Мое наслаждение двусмысленной ситуацией было прервано с большим тактом. Ко мне подошла Светлана, положила руку на плечо (а я, разумеется, вцепился в салфетку), и дождалась, чтобы приличный шумок стих. Все смотрели на нас.
Она негромко, однако же веско, на правах старой знакомой, представила меня как сокровенного друга усопшего, который (я, а не усопший), к сожалению, в силу целого ряда причин и обстоятельств (она со знанием дела напустила туману) не знаком с присутствующими здесь искренними друзьями Алика. Конечно, рано или поздно господин N., то есть я, был бы представлен; получилось, что поздно. Однако лучше поздно, чем никогда. Память друзей – вот лучший памятник Алику. Итак…
Я солидно плеснул себе в рюмку, медленно поднялся, сделавшись центром внимания. Светлана стояла рядом со мной. Я не должен был подвести своего друга (в своих же собственных интересах).
– Мне трудно говорить, – начал я.
И я не врал. Мне действительно трудно было говорить: неизвестно с кем и неизвестно о чем. Вдохновляло разве лишь то, что четвертая подряд услуга Светлане могла дорого обойтись ей: это обстоятельство позволяло мне комфортно чувствовать себя в качестве кредитора, этакого наглого молодчика в черных очках, уверенного в своем праве казнить или миловать должника, или даже распоряжаться его, в данном случае, ее, жизнью.
– В одном моем романе, – начал я, отчаянно цепляясь за смутную мысль, – есть такой эпизод…
И я, импровизируя, рассказал всем присутствующим эпизод, переврав, как потом выяснилось, добрую половину. Что ж: я не обязан помнить то, что когда-то родилось в моем воображении, – вспыхнуло, расцвело и погасло. Что-то из вспыхнувшего удалось зафиксировать, в результате появился роман; а что-то зафиксировать не удалось, и оно бесследно исчезло. (А что-то, робко признаюсь, мне приходится вычеркивать: мое ощущение и понимание свободы может шокировать читателей.) Мне всегда жаль вот этих эфемерно улетучивающихся картин, которые кажутся мне лучшим из того, что я мог бы написать.

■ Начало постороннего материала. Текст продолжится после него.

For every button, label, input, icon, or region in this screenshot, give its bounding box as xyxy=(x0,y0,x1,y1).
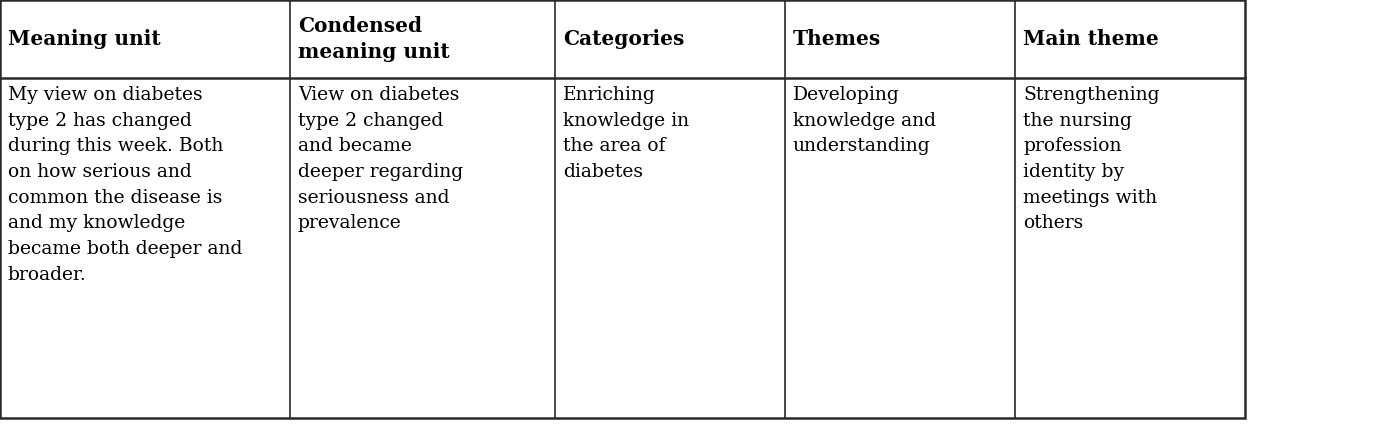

Так случилось и в этот раз: я что-то выдумал, а они плакали. Героем эпизода был главный персонаж романа, благородно спасший пегую собаку, рискуя собственной жизнью. Мне показалось, что Алик вполне был способен на такую глупость. Правда, следующий за этим эпизод, в котором мой герой честно обвинил себя в лжегеройстве и выгнал несчастного пса на улицу, я от публики утаил: для того, чтобы сделать из человека героя, надо обходиться полуправдой. Из правды не только героя, даже сколько-нибудь приличного человека вылепить не удается, уж не знаю почему. Правда и герой – загадочно не совмещаются.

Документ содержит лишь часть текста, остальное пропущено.